Tribbios - HSR

    Tribbios - HSR

    WLW | Poisoned Relationship.

    Tribbios - HSR
    c.ai

    Amphorous is a city that feeds on illusions, a place where love is as performative as the stages lining its avenues. To survive here is to wear masks, to let the world believe you are more beautiful, more whole, more radiant than the truth. Tribbios had always excelled at the performance. Red hair framing her face like glass, and blue eyes holding a sharpness that could unsettle even the boldest hearts—she was a spectacle in her own right, a living symbol of Amphorous’ cruel elegance. But in private, with you, the masks broke.

    Your relationship was brief, two years carved out absence and longing. Yet it had been enough to make Tribbios forget her own defenses, to feel alive in ways she had sworn were impossible. When it ended, the clean break you agreed to quickly rotted into something messy, something unfinished. She called each other friends, but every word you two spoke hummed with the ache of more. Every touch lingered. Every silence was unbearable.

    Tribbios knows she is the problem. She can feel the venom of her jealousy, the weight of her words, the way her desire corrodes what little peace they still share.
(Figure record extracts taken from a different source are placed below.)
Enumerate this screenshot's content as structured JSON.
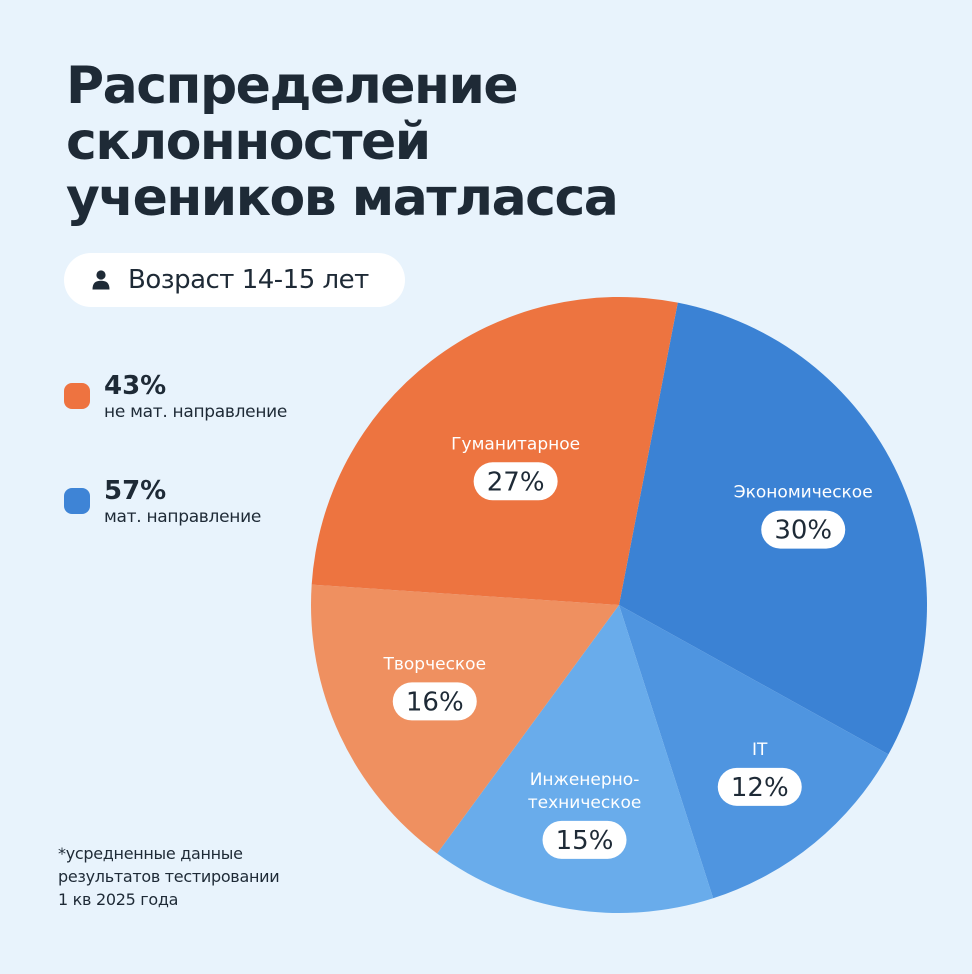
{
  "title_lines": [
    "Распределение",
    "склонностей",
    "учеников матласса"
  ],
  "age_badge": "Возраст 14-15 лет",
  "legend": [
    {
      "value": "43%",
      "label": "не мат. направление",
      "color": "#EE7340"
    },
    {
      "value": "57%",
      "label": "мат. направление",
      "color": "#3E84D6"
    }
  ],
  "footnote_lines": [
    "*усредненные данные",
    "результатов тестировании",
    "1 кв 2025 года"
  ],
  "chart_data": {
    "type": "pie",
    "unit": "%",
    "slices": [
      {
        "label": "Экономическое",
        "value": 30,
        "color": "#3B82D4"
      },
      {
        "label": "IT",
        "value": 12,
        "color": "#4F95E0"
      },
      {
        "label": "Инженерно-\nтехническое",
        "value": 15,
        "color": "#69ACEB"
      },
      {
        "label": "Творческое",
        "value": 16,
        "color": "#EF9060"
      },
      {
        "label": "Гуманитарное",
        "value": 27,
        "color": "#ED7440"
      }
    ]
  }
}
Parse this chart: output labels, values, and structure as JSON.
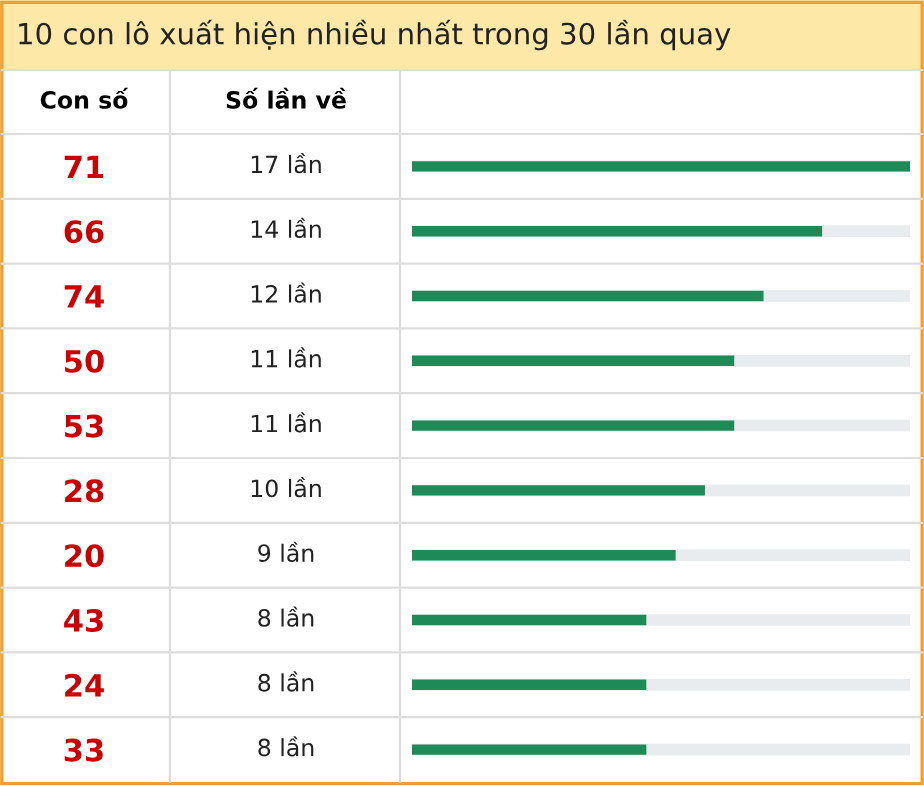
{
  "chart_data": {
    "type": "bar",
    "orientation": "horizontal",
    "title": "10 con lô xuất hiện nhiều nhất trong 30 lần quay",
    "ylabel": "Con số",
    "annotations": [
      "Số lần về"
    ],
    "categories": [
      "71",
      "66",
      "74",
      "50",
      "53",
      "28",
      "20",
      "43",
      "24",
      "33"
    ],
    "values": [
      17,
      14,
      12,
      11,
      11,
      10,
      9,
      8,
      8,
      8
    ],
    "value_labels": [
      "17 lần",
      "14 lần",
      "12 lần",
      "11 lần",
      "11 lần",
      "10 lần",
      "9 lần",
      "8 lần",
      "8 lần",
      "8 lần"
    ],
    "color": "#1e8a57",
    "grid": false,
    "legend": false
  }
}
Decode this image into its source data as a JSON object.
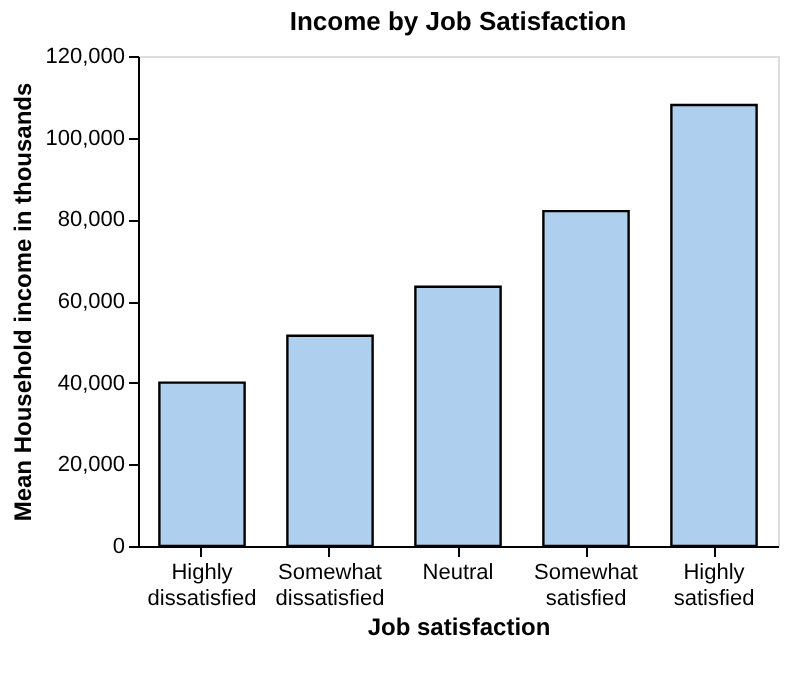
{
  "chart_data": {
    "type": "bar",
    "title": "Income by Job Satisfaction",
    "xlabel": "Job satisfaction",
    "ylabel": "Mean Household income in thousands",
    "categories": [
      "Highly dissatisfied",
      "Somewhat dissatisfied",
      "Neutral",
      "Somewhat satisfied",
      "Highly satisfied"
    ],
    "values": [
      40000,
      51500,
      63500,
      82000,
      108000
    ],
    "color": "#aed0ee",
    "ylim": [
      0,
      120000
    ],
    "yticks": [
      0,
      {
        "value": 20000,
        "label": "20,000"
      },
      {
        "value": 40000,
        "label": "40,000"
      },
      {
        "value": 60000,
        "label": "60,000"
      },
      {
        "value": 80000,
        "label": "80,000"
      },
      {
        "value": 100000,
        "label": "100,000"
      },
      {
        "value": 120000,
        "label": "120,000"
      }
    ],
    "grid": false
  }
}
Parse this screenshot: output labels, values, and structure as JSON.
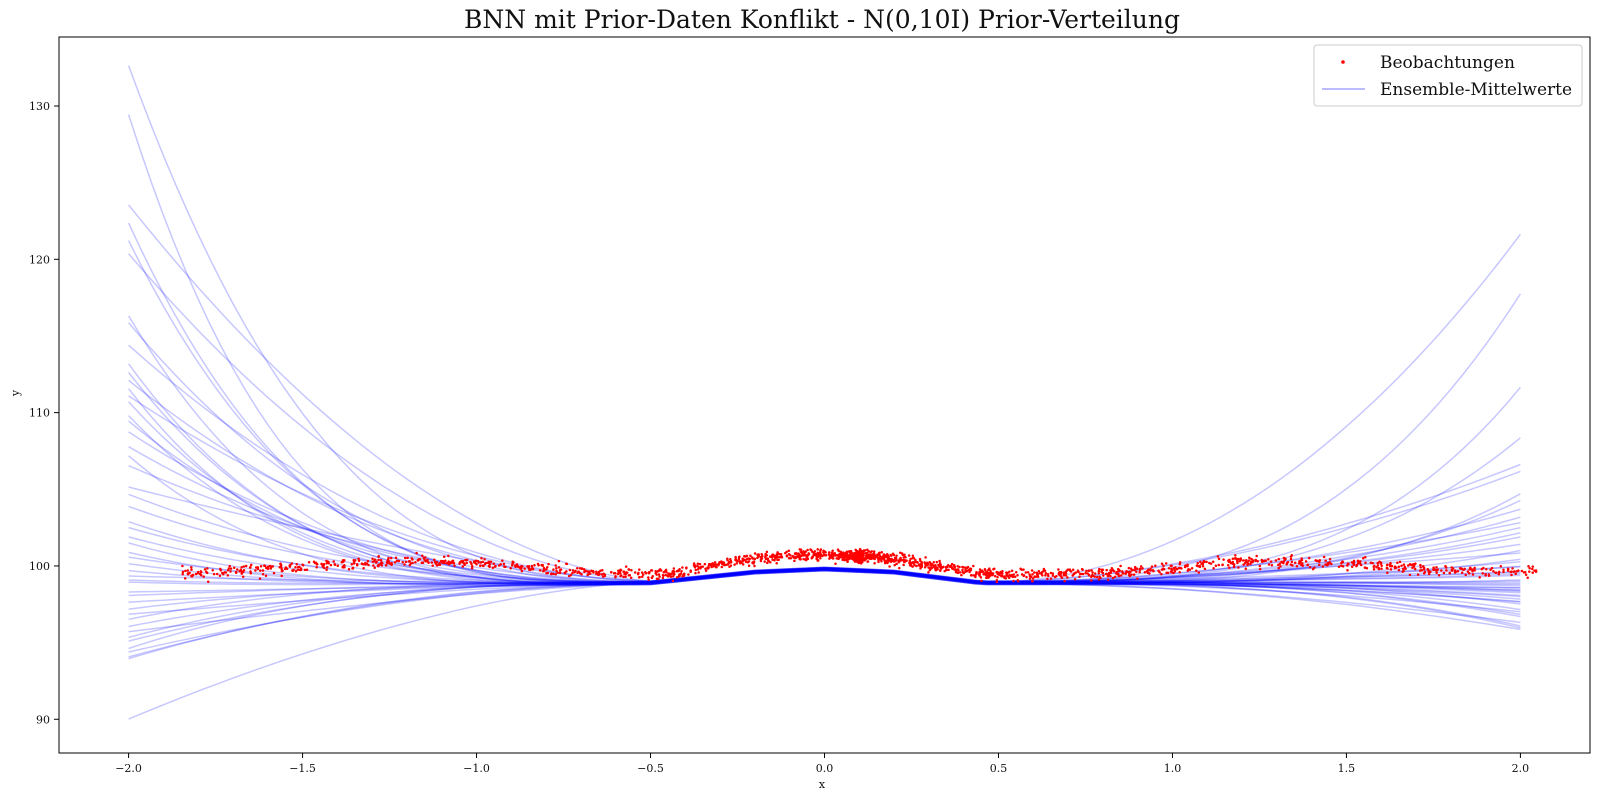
{
  "chart_data": {
    "type": "line",
    "title": "BNN mit Prior-Daten Konflikt - N(0,10I) Prior-Verteilung",
    "xlabel": "x",
    "ylabel": "y",
    "xlim": [
      -2.2,
      2.2
    ],
    "ylim": [
      87.8,
      134.5
    ],
    "xticks": [
      -2.0,
      -1.5,
      -1.0,
      -0.5,
      0.0,
      0.5,
      1.0,
      1.5,
      2.0
    ],
    "xtick_labels": [
      "−2.0",
      "−1.5",
      "−1.0",
      "−0.5",
      "0.0",
      "0.5",
      "1.0",
      "1.5",
      "2.0"
    ],
    "yticks": [
      90,
      100,
      110,
      120,
      130
    ],
    "ytick_labels": [
      "90",
      "100",
      "110",
      "120",
      "130"
    ],
    "grid": false,
    "legend": {
      "position": "top-right",
      "entries": [
        {
          "label": "Beobachtungen",
          "marker": "dot",
          "color": "#ff0000"
        },
        {
          "label": "Ensemble-Mittelwerte",
          "marker": "line",
          "color": "#0000ff"
        }
      ]
    },
    "colors": {
      "observations": "#ff0000",
      "ensemble": "#0000ff"
    },
    "observations": {
      "name": "Beobachtungen",
      "x_range": [
        -1.85,
        2.05
      ],
      "approx_count": 2000,
      "trend": {
        "x": [
          -1.85,
          -1.6,
          -1.4,
          -1.2,
          -1.0,
          -0.8,
          -0.6,
          -0.45,
          -0.3,
          -0.15,
          0.0,
          0.15,
          0.3,
          0.45,
          0.6,
          0.8,
          1.0,
          1.2,
          1.4,
          1.6,
          1.8,
          2.0
        ],
        "y": [
          99.5,
          99.8,
          100.1,
          100.3,
          100.2,
          99.8,
          99.5,
          99.4,
          100.1,
          100.6,
          100.7,
          100.6,
          100.1,
          99.5,
          99.4,
          99.5,
          99.8,
          100.3,
          100.2,
          100.0,
          99.7,
          99.6
        ]
      },
      "noise_sd": 0.18
    },
    "series": [
      {
        "name": "Ensemble-Mittelwerte",
        "x_range": [
          -2.0,
          2.0
        ],
        "count": 50,
        "opacity": 0.22
      }
    ],
    "ensemble_endpoints": {
      "y_at_x_minus_2": [
        132.6,
        129.4,
        123.5,
        122.4,
        121.2,
        120.3,
        116.4,
        115.9,
        114.3,
        113.2,
        112.7,
        112.1,
        111.5,
        111.0,
        110.7,
        109.9,
        109.4,
        108.8,
        107.8,
        107.3,
        106.5,
        105.2,
        104.6,
        103.8,
        103.0,
        102.5,
        101.9,
        101.5,
        101.0,
        100.6,
        100.2,
        99.7,
        99.3,
        98.9,
        98.4,
        98.0,
        97.7,
        97.2,
        96.8,
        96.4,
        96.1,
        95.7,
        95.3,
        95.0,
        94.6,
        94.4,
        94.1,
        94.0,
        89.9,
        99.0
      ],
      "y_at_x_plus_2": [
        121.6,
        117.7,
        111.6,
        108.4,
        106.6,
        106.1,
        104.8,
        104.3,
        103.6,
        103.2,
        102.9,
        102.5,
        102.1,
        101.8,
        101.4,
        101.1,
        100.8,
        100.5,
        100.3,
        100.1,
        99.9,
        99.7,
        99.5,
        99.3,
        99.2,
        99.0,
        98.9,
        98.8,
        98.7,
        98.6,
        98.5,
        98.4,
        98.3,
        98.2,
        98.1,
        98.0,
        97.9,
        97.7,
        97.6,
        97.4,
        97.2,
        97.0,
        96.8,
        96.6,
        96.3,
        96.1,
        96.0,
        95.9,
        98.6,
        99.4
      ]
    }
  }
}
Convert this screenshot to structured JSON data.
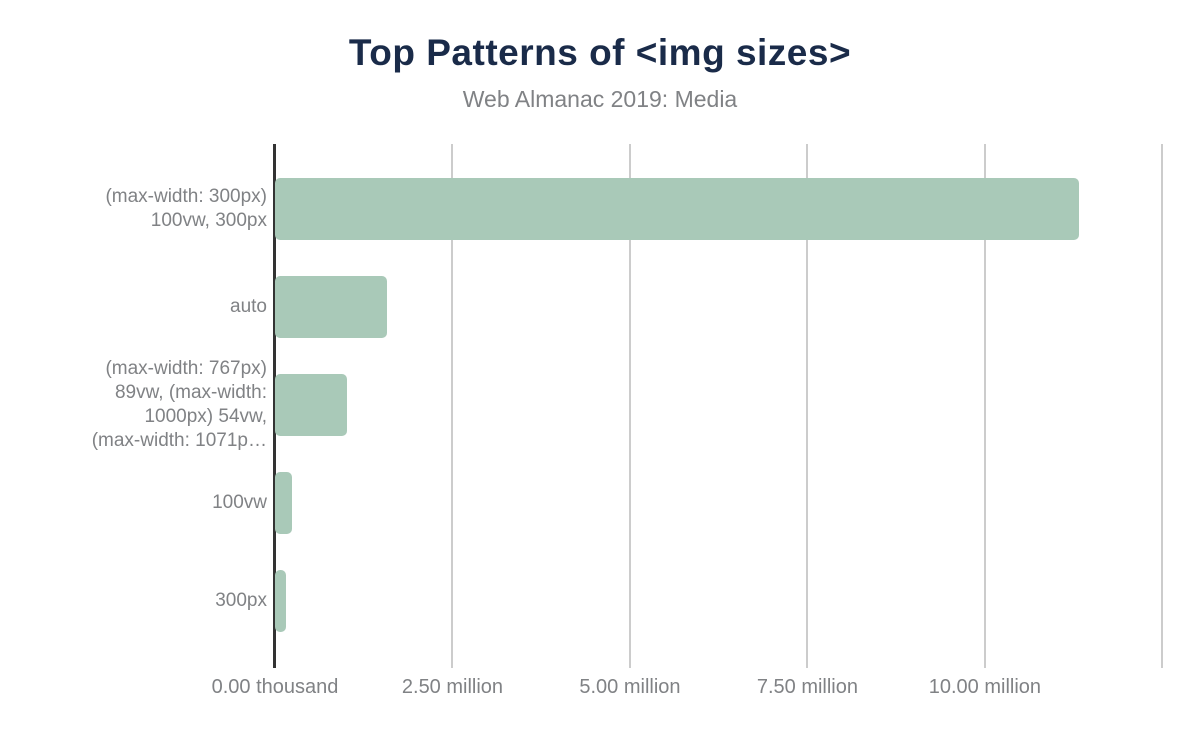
{
  "header": {
    "title": "Top Patterns of <img sizes>",
    "subtitle": "Web Almanac 2019: Media"
  },
  "colors": {
    "bar": "#a9c9b8",
    "title": "#1a2b49",
    "subtitle": "#808285",
    "axis_line": "#333333",
    "gridline": "#cccccc",
    "tick_label": "#808285"
  },
  "chart_data": {
    "type": "bar",
    "orientation": "horizontal",
    "title": "Top Patterns of <img sizes>",
    "subtitle": "Web Almanac 2019: Media",
    "xlabel": "",
    "ylabel": "",
    "grid": true,
    "legend": "none",
    "xlim": [
      0,
      13030000
    ],
    "categories": [
      "(max-width: 300px) 100vw, 300px",
      "auto",
      "(max-width: 767px) 89vw, (max-width: 1000px) 54vw, (max-width: 1071p…",
      "100vw",
      "300px"
    ],
    "display_labels": [
      [
        "(max-width: 300px)",
        "100vw, 300px"
      ],
      [
        "auto"
      ],
      [
        "(max-width: 767px)",
        "89vw, (max-width:",
        "1000px) 54vw,",
        "(max-width: 1071p…"
      ],
      [
        "100vw"
      ],
      [
        "300px"
      ]
    ],
    "values": [
      11320000,
      1580000,
      1010000,
      240000,
      160000
    ],
    "xticks": [
      {
        "value": 0,
        "label": "0.00 thousand"
      },
      {
        "value": 2500000,
        "label": "2.50 million"
      },
      {
        "value": 5000000,
        "label": "5.00 million"
      },
      {
        "value": 7500000,
        "label": "7.50 million"
      },
      {
        "value": 10000000,
        "label": "10.00 million"
      },
      {
        "value": 12500000,
        "label": ""
      }
    ]
  }
}
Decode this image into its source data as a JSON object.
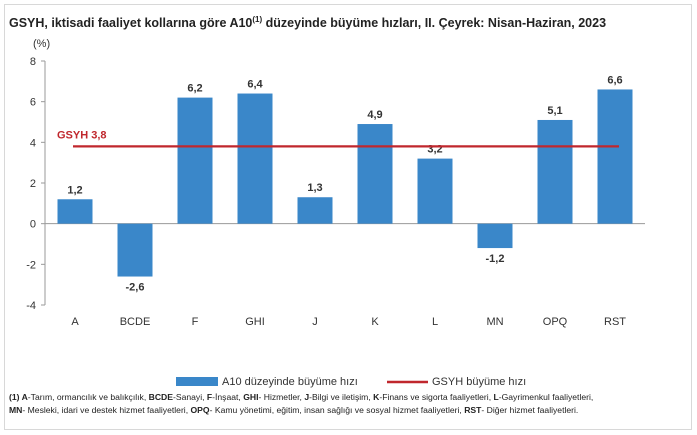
{
  "title": {
    "main": "GSYH, iktisadi faaliyet kollarına göre A10",
    "sup": "(1)",
    "rest": " düzeyinde büyüme hızları, II. Çeyrek: Nisan-Haziran, 2023"
  },
  "chart_data": {
    "type": "bar",
    "categories": [
      "A",
      "BCDE",
      "F",
      "GHI",
      "J",
      "K",
      "L",
      "MN",
      "OPQ",
      "RST"
    ],
    "series": [
      {
        "name": "A10 düzeyinde büyüme hızı",
        "values": [
          1.2,
          -2.6,
          6.2,
          6.4,
          1.3,
          4.9,
          3.2,
          -1.2,
          5.1,
          6.6
        ],
        "labels": [
          "1,2",
          "-2,6",
          "6,2",
          "6,4",
          "1,3",
          "4,9",
          "3,2",
          "-1,2",
          "5,1",
          "6,6"
        ],
        "color": "#3a87c9"
      },
      {
        "name": "GSYH büyüme hızı",
        "value": 3.8,
        "color": "#c0272d",
        "annotation": "GSYH 3,8"
      }
    ],
    "ylabel": "(%)",
    "ylim": [
      -4,
      8
    ],
    "yticks": [
      -4,
      -2,
      0,
      2,
      4,
      6,
      8
    ],
    "grid": false,
    "legend": "bottom"
  },
  "footnote": {
    "line1": [
      {
        "t": "(1) A",
        "b": true
      },
      {
        "t": "-Tarım, ormancılık ve balıkçılık, "
      },
      {
        "t": "BCDE",
        "b": true
      },
      {
        "t": "-Sanayi, "
      },
      {
        "t": "F",
        "b": true
      },
      {
        "t": "-İnşaat, "
      },
      {
        "t": "GHI",
        "b": true
      },
      {
        "t": "- Hizmetler, "
      },
      {
        "t": "J",
        "b": true
      },
      {
        "t": "-Bilgi ve iletişim, "
      },
      {
        "t": "K",
        "b": true
      },
      {
        "t": "-Finans ve sigorta faaliyetleri, "
      },
      {
        "t": "L",
        "b": true
      },
      {
        "t": "-Gayrimenkul faaliyetleri,"
      }
    ],
    "line2": [
      {
        "t": "MN",
        "b": true
      },
      {
        "t": "- Mesleki, idari ve destek hizmet faaliyetleri, "
      },
      {
        "t": "OPQ",
        "b": true
      },
      {
        "t": "- Kamu yönetimi, eğitim, insan sağlığı ve sosyal hizmet faaliyetleri, "
      },
      {
        "t": "RST",
        "b": true
      },
      {
        "t": "- Diğer hizmet faaliyetleri."
      }
    ]
  }
}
She sees the exhaustion in her eyes when she clings too tightly, hears the bitterness in her own voice when she tries to make you stay longer than she should. She knows she is poisoning the fragile threads between them. But she cannot walk away.

    Because Amphorous without her is unbearable. The glittering stages become hollow, the applause becomes mocking, the nights grow endless. Tribbios has seen too much of the world’s cruelty to pretend she can endure it alone. And so, even knowing she destroys the very thing she longs to preserve, she insists on staying.

    It is not the fire of passion that sustains her now, but the slowburn of dependency—bitter, humiliating, impossible to break. When they sit together in crowded theaters, Tribbios watches her laugh at others’ words and feels her own smile falter. When their hands brush, she holds on a moment too long, then apologizes with eyes that say she doesn’t mean it. Every step forward comes with a stumble backward, every tender moment shadowed by arguments that cut too deep.

    There are nights when she almost manages to let go. She rehearses the words, the final goodbye, the surrender. But then she sees her again, light catching in her hair, and every resolution shatters. Tribbios thinks of leaving the poison behind, but her body refuses. Her heart refuses. And so she drinks deeper, clings harder, insists louder.

    The cruelty lies not in anger but in intimacy. They sleep too close, share glances that feel too much like old lovers. They talk in circles, pretending to be less than they are, while acting in ways that betray them both. And every time Tribbios feels hope return, she knows she is tightening the chain around them both, choking the possibility of peace.

    Once, in a moment of desperation, she let slip the sharpest words she had ever spoken. The silence that followed was worse than any argument. She saw the wound form instantly, saw the way her body stilled, the way her eyes closed like doors shutting in her face. Tribbios apologized, voice breaking, hands trembling. But the damage was done. The venom had spread further.

    Still, she stayed. Still, she insisted on staying. Even as she watched the exhaustion deepen, even as she felt her slipping away inch by inch, Tribbios refused to let go. Because she didn’t know how to live without her. The possibility of absence felt like a greater death than any slow poison.

    And so Amphorous became a graveyard of half-lived moments. Tribbios carried her suffering like a crown, silver hair catching the light of stages she no longer cared for, crimson eyes filled with an ache she could never voice fully. She knew the end had already been written: doomed love, unraveling piece by piece. But she clung to the unraveling thread anyway, choking on the poison and pretending it still tasted like devotion.

    Because sometimes, destruction is easier than emptiness.